Abraham Lincoln
President
February 12, 1809 – April 15, 1865

Abraham Lincoln (National Archives)
Abraham Lincoln, sixteenth President of the United States, was born near Hodgenville, Kentucky on February 12, 1809. His family moved to Indiana when he was seven and he grew up on the edge of the frontier. He had very little formal education, but was an incessant reader when not working on his father’s farm. In 1828, at the age of nineteen, he accompanied a produce-laden flatboat down the Mississippi River to New Orleans, Louisiana—his first visit to a large city. Two years later, the Lincoln family moved to Illinois.
Lincoln worked in a grocery store for several years with a short hiatus in 1832 when he volunteered to fight in the Black Hawk War. At the same time, he studied law and campaigned for a seat on the Illinois State Legislature. Although not elected in his first attempt, Lincoln persevered and won the position in 1834, serving as a Whig.
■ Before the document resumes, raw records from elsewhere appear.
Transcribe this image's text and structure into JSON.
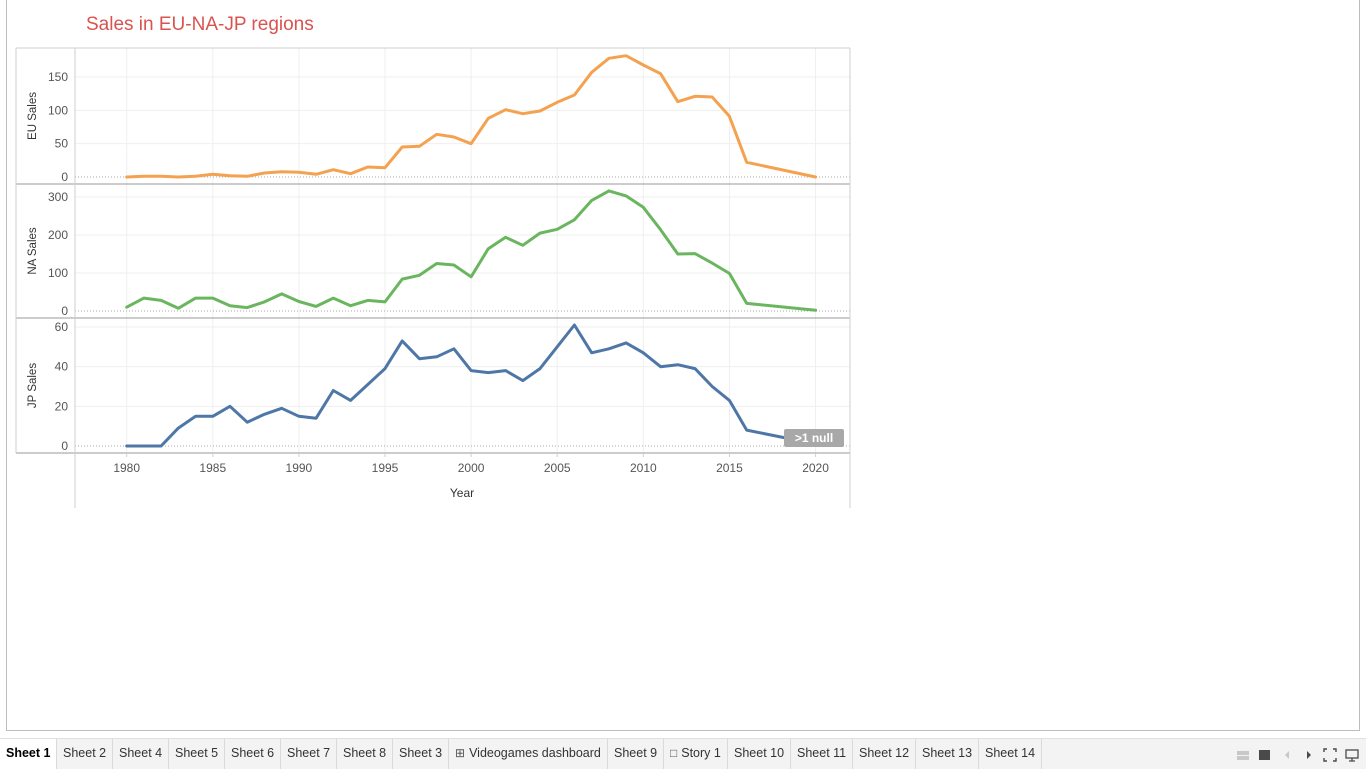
{
  "title": "Sales in EU-NA-JP regions",
  "null_badge": ">1 null",
  "chart_data": {
    "type": "line",
    "x_label": "Year",
    "x_range": [
      1977,
      2022
    ],
    "x_ticks": [
      1980,
      1985,
      1990,
      1995,
      2000,
      2005,
      2010,
      2015,
      2020
    ],
    "grid": true,
    "panels": [
      {
        "name": "EU Sales",
        "y_label": "EU Sales",
        "color": "#f4a150",
        "y_ticks": [
          0,
          50,
          100,
          150
        ],
        "x": [
          1980,
          1981,
          1982,
          1983,
          1984,
          1985,
          1986,
          1987,
          1988,
          1989,
          1990,
          1991,
          1992,
          1993,
          1994,
          1995,
          1996,
          1997,
          1998,
          1999,
          2000,
          2001,
          2002,
          2003,
          2004,
          2005,
          2006,
          2007,
          2008,
          2009,
          2010,
          2011,
          2012,
          2013,
          2014,
          2015,
          2016,
          2020
        ],
        "y": [
          0,
          1,
          1,
          0,
          1,
          4,
          2,
          1,
          6,
          8,
          7,
          4,
          11,
          5,
          15,
          14,
          45,
          46,
          64,
          60,
          50,
          88,
          101,
          95,
          99,
          112,
          123,
          157,
          178,
          182,
          168,
          155,
          113,
          121,
          120,
          91,
          22,
          0
        ]
      },
      {
        "name": "NA Sales",
        "y_label": "NA Sales",
        "color": "#6ab65f",
        "y_ticks": [
          0,
          100,
          200,
          300
        ],
        "x": [
          1980,
          1981,
          1982,
          1983,
          1984,
          1985,
          1986,
          1987,
          1988,
          1989,
          1990,
          1991,
          1992,
          1993,
          1994,
          1995,
          1996,
          1997,
          1998,
          1999,
          2000,
          2001,
          2002,
          2003,
          2004,
          2005,
          2006,
          2007,
          2008,
          2009,
          2010,
          2011,
          2012,
          2013,
          2014,
          2015,
          2016,
          2020
        ],
        "y": [
          10,
          34,
          28,
          7,
          34,
          34,
          14,
          9,
          24,
          45,
          25,
          12,
          34,
          14,
          28,
          24,
          84,
          94,
          125,
          121,
          90,
          164,
          194,
          173,
          205,
          215,
          240,
          291,
          316,
          303,
          273,
          214,
          150,
          151,
          126,
          99,
          20,
          2
        ]
      },
      {
        "name": "JP Sales",
        "y_label": "JP Sales",
        "color": "#4e77a8",
        "y_ticks": [
          0,
          20,
          40,
          60
        ],
        "x": [
          1980,
          1981,
          1982,
          1983,
          1984,
          1985,
          1986,
          1987,
          1988,
          1989,
          1990,
          1991,
          1992,
          1993,
          1994,
          1995,
          1996,
          1997,
          1998,
          1999,
          2000,
          2001,
          2002,
          2003,
          2004,
          2005,
          2006,
          2007,
          2008,
          2009,
          2010,
          2011,
          2012,
          2013,
          2014,
          2015,
          2016,
          2020
        ],
        "y": [
          0,
          0,
          0,
          9,
          15,
          15,
          20,
          12,
          16,
          19,
          15,
          14,
          28,
          23,
          31,
          39,
          53,
          44,
          45,
          49,
          38,
          37,
          38,
          33,
          39,
          50,
          61,
          47,
          49,
          52,
          47,
          40,
          41,
          39,
          30,
          23,
          8,
          1
        ]
      }
    ]
  },
  "tabs": [
    {
      "label": "Sheet 1",
      "active": true
    },
    {
      "label": "Sheet 2"
    },
    {
      "label": "Sheet 4"
    },
    {
      "label": "Sheet 5"
    },
    {
      "label": "Sheet 6"
    },
    {
      "label": "Sheet 7"
    },
    {
      "label": "Sheet 8"
    },
    {
      "label": "Sheet 3"
    },
    {
      "label": "Videogames dashboard",
      "icon": "dashboard-icon"
    },
    {
      "label": "Sheet 9"
    },
    {
      "label": "Story 1",
      "icon": "story-icon"
    },
    {
      "label": "Sheet 10"
    },
    {
      "label": "Sheet 11"
    },
    {
      "label": "Sheet 12"
    },
    {
      "label": "Sheet 13"
    },
    {
      "label": "Sheet 14"
    }
  ],
  "controls": [
    "show-filmstrip-icon",
    "show-tabs-icon",
    "prev-sheet-icon",
    "next-sheet-icon",
    "fit-icon",
    "presentation-mode-icon"
  ]
}
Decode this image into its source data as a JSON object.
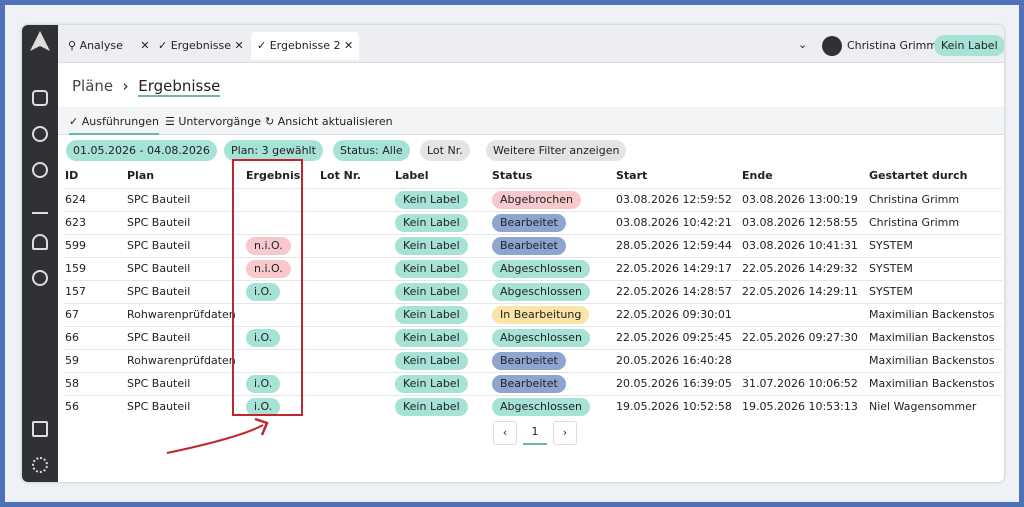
{
  "tabs": [
    "Analyse",
    "Ergebnisse",
    "Ergebnisse 2"
  ],
  "user": "Christina Grimm",
  "label_button": "Kein Label",
  "breadcrumb": [
    "Pläne",
    "Ergebnisse"
  ],
  "subtabs": [
    "Ausführungen",
    "Untervorgänge",
    "Ansicht aktualisieren"
  ],
  "filters": [
    "01.05.2026 - 04.08.2026",
    "Plan: 3 gewählt",
    "Status: Alle",
    "Lot Nr.",
    "Weitere Filter anzeigen"
  ],
  "table": {
    "columns": [
      "ID",
      "Plan",
      "Ergebnis",
      "Lot Nr.",
      "Label",
      "Status",
      "Start",
      "Ende",
      "Gestartet durch"
    ],
    "rows": [
      {
        "id": 624,
        "plan": "SPC Bauteil",
        "label": "Kein Label",
        "status": "Abgebrochen",
        "status_color": "#f7c9cc",
        "start": "03.08.2026 12:59:52",
        "end": "03.08.2026 13:00:19",
        "started_by": "Christina Grimm"
      },
      {
        "id": 623,
        "plan": "SPC Bauteil",
        "label": "Kein Label",
        "status": "Bearbeitet",
        "status_color": "#8ea5d2",
        "start": "03.08.2026 10:42:21",
        "end": "03.08.2026 12:58:55",
        "started_by": "Christina Grimm"
      },
      {
        "id": 599,
        "plan": "SPC Bauteil",
        "result": "n.i.O.",
        "result_color": "#f7c9cc",
        "label": "Kein Label",
        "status": "Bearbeitet",
        "status_color": "#8ea5d2",
        "start": "28.05.2026 12:59:44",
        "end": "03.08.2026 10:41:31",
        "started_by": "SYSTEM"
      },
      {
        "id": 159,
        "plan": "SPC Bauteil",
        "result": "n.i.O.",
        "result_color": "#f7c9cc",
        "label": "Kein Label",
        "status": "Abgeschlossen",
        "status_color": "#a6e3d6",
        "start": "22.05.2026 14:29:17",
        "end": "22.05.2026 14:29:32",
        "started_by": "SYSTEM"
      },
      {
        "id": 157,
        "plan": "SPC Bauteil",
        "result": "i.O.",
        "result_color": "#a6e3d6",
        "label": "Kein Label",
        "status": "Abgeschlossen",
        "status_color": "#a6e3d6",
        "start": "22.05.2026 14:28:57",
        "end": "22.05.2026 14:29:11",
        "started_by": "SYSTEM"
      },
      {
        "id": 67,
        "plan": "Rohwarenprüfdaten",
        "label": "Kein Label",
        "status": "In Bearbeitung",
        "status_color": "#fbe5a6",
        "start": "22.05.2026 09:30:01",
        "started_by": "Maximilian Backenstos"
      },
      {
        "id": 66,
        "plan": "SPC Bauteil",
        "result": "i.O.",
        "result_color": "#a6e3d6",
        "label": "Kein Label",
        "status": "Abgeschlossen",
        "status_color": "#a6e3d6",
        "start": "22.05.2026 09:25:45",
        "end": "22.05.2026 09:27:30",
        "started_by": "Maximilian Backenstos"
      },
      {
        "id": 59,
        "plan": "Rohwarenprüfdaten",
        "label": "Kein Label",
        "status": "Bearbeitet",
        "status_color": "#8ea5d2",
        "start": "20.05.2026 16:40:28",
        "started_by": "Maximilian Backenstos"
      },
      {
        "id": 58,
        "plan": "SPC Bauteil",
        "result": "i.O.",
        "result_color": "#a6e3d6",
        "label": "Kein Label",
        "status": "Bearbeitet",
        "status_color": "#8ea5d2",
        "start": "20.05.2026 16:39:05",
        "end": "31.07.2026 10:06:52",
        "started_by": "Maximilian Backenstos"
      },
      {
        "id": 56,
        "plan": "SPC Bauteil",
        "result": "i.O.",
        "result_color": "#a6e3d6",
        "label": "Kein Label",
        "status": "Abgeschlossen",
        "status_color": "#a6e3d6",
        "start": "19.05.2026 10:52:58",
        "end": "19.05.2026 10:53:13",
        "started_by": "Niel Wagensommer"
      }
    ]
  },
  "pagination": {
    "page": 1
  }
}
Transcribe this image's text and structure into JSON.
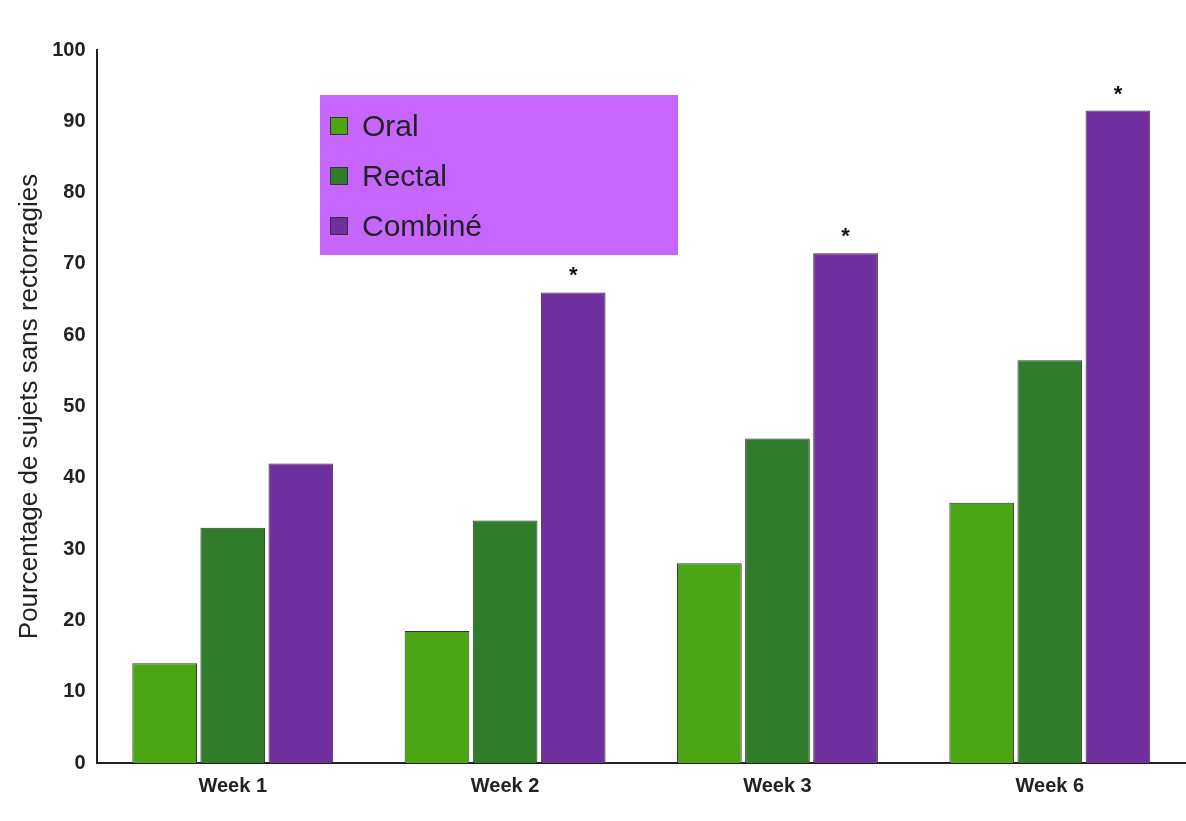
{
  "chart_data": {
    "type": "bar",
    "ylabel": "Pourcentage de sujets sans rectorragies",
    "categories": [
      "Week 1",
      "Week 2",
      "Week 3",
      "Week 6"
    ],
    "series": [
      {
        "name": "Oral",
        "color": "#4ca614",
        "values": [
          14,
          18.5,
          28,
          36.5
        ]
      },
      {
        "name": "Rectal",
        "color": "#2f7d2a",
        "values": [
          33,
          34,
          45.5,
          56.5
        ]
      },
      {
        "name": "Combiné",
        "color": "#7030a0",
        "values": [
          42,
          66,
          71.5,
          91.5
        ],
        "value_labels": [
          null,
          "*",
          "*",
          "*"
        ]
      }
    ],
    "ylim": [
      0,
      100
    ],
    "yticks": [
      0,
      10,
      20,
      30,
      40,
      50,
      60,
      70,
      80,
      90,
      100
    ],
    "grid": false,
    "legend": "top left"
  }
}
Abraham Lincoln met Mary Todd in Springfield, Illinois where he was practicing as a lawyer. They were married in 1842 over her family’s objections and had four sons, though only one lived to adulthood. Lincoln focused on his law practice in the early 1850s after one term in Congress from 1847 to 1849. He joined the new Republican party—and the ongoing argument over sectionalism—in 1856. A series of heated debates in 1858 with Stephen A. Douglas, the sponsor of the 1854 Kansas-Nebraska Act, over slavery and its place in the United States forged Lincoln into a prominent figure in national politics. Lincoln’s anti-slavery platform made him extremely unpopular with Southerners and his nomination for President in 1860 enraged them
When he won the election on November 6, 1860, talk of secession, bandied about since the 1830s, took on a serious new tone. The Civil War was not caused by Lincoln’s election, but the election was one of the primary reasons the war broke out the following year.
Lincoln’s decision to fight rather than to let the Southern states secede was not based on his feelings towards slavery. Rather, he felt it was his sacred duty as President of the United States to preserve the Union at all costs. He did not issue his famous Emancipation Proclamation until January 1, 1863 after the Union victory at the Battle of Antietam. The Emancipation Proclamation, which was legally based on the President’s right to seize the property of those in rebellion against the State, only freed slaves in Southern states where Lincoln’s forces had no control. Nevertheless, it changed the tenor of the war, making it, from the Northern point of view, a fight both to preserve the Union and to end slavery.
In addition to its main focus on the Civil War, the Lincoln administration also put into effect a few more peaceful pieces of legislation that would change the character of the nation after the war was over. The Morrill Act of 1862 established the basis of the state university system in this country, while the Homestead Act, also passed in 1862, encouraged settlement of the West by offering 160 acres of free land to settlers.
In 1864, Lincoln ran again for President although it was within his power, because of the war, to suspend the election, despite the fact that he feared he would not win. Nevertheless, he was re-elected, and his inauguration speech, March 4, 1865, set the tone he intended to take when the war finally ended. His one goal, he said, was “lasting peace among ourselves.” He called for “malice towards none” and “charity for all.” The war ended only a month later.
On April 14, 1865, while attending a play at Ford’s Theatre in Washington, D.C., Abraham Lincoln was shot by Confederate sympathizer, John Wilkes Booth. He died the following day, and with him the hope of reconstructing the nation without bitterness.